Zoë Keating on how she does it
The fabulous looping cellist Zoë Keating explains it all.
Well, not in as much detail as those of us who also do cello looping might like, but it's a great WNYC Radiolab podcast, with lots of music. Zoë does looped cello compositions; my own looping is mostly improvised or quasi-improvised. (Of course she also improvises, and the podcast ends with an imprvisation.)
I love her stuff.
And she makes some insightful comments in the podcast on how much more comfortable she feels playing her own music than the compositions of others. That resonates with me. I'm hopelessly addicted to playing classical music, though, and since much of my job is teaching it, I have to keep doing things like playing the Arpeggione Sonata and driving myself nuts. There are times, though, when I'd like to leave the classical stress behind. Yet the joy of performing classical music, when it goes well, is--what's the word?--oh, right, addictive.
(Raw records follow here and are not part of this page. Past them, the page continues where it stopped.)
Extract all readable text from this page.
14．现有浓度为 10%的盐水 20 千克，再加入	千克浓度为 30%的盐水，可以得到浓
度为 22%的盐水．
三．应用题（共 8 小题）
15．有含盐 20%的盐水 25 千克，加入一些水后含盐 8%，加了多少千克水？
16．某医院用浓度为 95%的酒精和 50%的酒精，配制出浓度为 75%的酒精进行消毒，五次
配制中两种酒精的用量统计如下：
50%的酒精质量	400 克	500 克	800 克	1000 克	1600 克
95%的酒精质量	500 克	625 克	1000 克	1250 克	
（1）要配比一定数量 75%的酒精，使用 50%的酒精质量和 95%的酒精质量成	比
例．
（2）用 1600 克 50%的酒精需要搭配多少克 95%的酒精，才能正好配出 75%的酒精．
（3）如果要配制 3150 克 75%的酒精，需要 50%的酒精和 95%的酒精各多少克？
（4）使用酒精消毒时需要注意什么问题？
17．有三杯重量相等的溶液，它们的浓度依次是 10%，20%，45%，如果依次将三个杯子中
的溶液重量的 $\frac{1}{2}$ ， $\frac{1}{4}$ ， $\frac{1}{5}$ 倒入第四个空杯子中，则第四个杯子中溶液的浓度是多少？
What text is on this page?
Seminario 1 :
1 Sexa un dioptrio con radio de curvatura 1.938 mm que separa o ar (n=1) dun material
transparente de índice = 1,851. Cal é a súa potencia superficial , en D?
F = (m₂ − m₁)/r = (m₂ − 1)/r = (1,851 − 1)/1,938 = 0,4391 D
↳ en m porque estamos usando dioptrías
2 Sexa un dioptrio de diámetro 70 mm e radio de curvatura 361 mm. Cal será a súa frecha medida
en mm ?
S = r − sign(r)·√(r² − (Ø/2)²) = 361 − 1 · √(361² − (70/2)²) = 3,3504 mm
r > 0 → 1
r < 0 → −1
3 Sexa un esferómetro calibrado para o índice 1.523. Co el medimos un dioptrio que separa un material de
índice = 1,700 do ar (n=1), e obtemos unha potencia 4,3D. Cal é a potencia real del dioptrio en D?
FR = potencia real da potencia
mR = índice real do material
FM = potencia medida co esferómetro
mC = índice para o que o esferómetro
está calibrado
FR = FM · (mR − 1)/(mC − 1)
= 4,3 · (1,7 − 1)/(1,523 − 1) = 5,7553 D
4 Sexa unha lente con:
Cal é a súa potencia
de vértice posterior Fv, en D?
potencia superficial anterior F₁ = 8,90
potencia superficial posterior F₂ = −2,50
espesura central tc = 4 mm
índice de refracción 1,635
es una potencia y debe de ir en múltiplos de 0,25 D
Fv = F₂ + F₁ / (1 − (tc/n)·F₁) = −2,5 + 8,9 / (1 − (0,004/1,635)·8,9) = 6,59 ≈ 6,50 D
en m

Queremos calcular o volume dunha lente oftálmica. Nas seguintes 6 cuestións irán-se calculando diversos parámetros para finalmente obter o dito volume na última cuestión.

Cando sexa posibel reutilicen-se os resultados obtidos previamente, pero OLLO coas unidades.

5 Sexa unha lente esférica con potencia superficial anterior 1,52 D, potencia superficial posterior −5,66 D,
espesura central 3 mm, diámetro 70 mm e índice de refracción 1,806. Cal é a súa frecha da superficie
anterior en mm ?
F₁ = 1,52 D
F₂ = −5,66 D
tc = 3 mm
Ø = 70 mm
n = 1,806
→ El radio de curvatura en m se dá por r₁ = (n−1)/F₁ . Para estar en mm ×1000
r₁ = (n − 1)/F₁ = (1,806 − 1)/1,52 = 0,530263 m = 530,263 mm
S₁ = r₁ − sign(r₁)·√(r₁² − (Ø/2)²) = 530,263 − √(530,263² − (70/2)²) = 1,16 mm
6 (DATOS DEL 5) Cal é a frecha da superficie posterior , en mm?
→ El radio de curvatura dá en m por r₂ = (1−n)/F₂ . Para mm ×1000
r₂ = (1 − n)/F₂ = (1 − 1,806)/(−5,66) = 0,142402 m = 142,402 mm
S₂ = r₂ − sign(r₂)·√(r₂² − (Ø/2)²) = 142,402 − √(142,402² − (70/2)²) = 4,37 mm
Back to Zoë. Here are the tech details from the bio page on her site:
The cello is amplified with an AKG C411 contact condenser mic. I run it through a few looping/sampling devices: two Electrix Repeaters, Ableton Live and a plugin called SooperLooper. I control the sampling and various other audio parameters with my feet, using a midi foot controller.I bought ProTools SE this summer, with some faculty devlopment money that had to be spent before July 1. The package, which I have yet to open (due to being obsessed with all those shifts in the Arpeggione sonata, which I'm performing again Monday), is supposed to include a stripped-down, "lite" version of Ableton, about which I hear only great things. I'm going to need a foot controller, I know, to start really exploring it. But I'll start thinking about such post-classical things Tuesday, post-Arpeggione.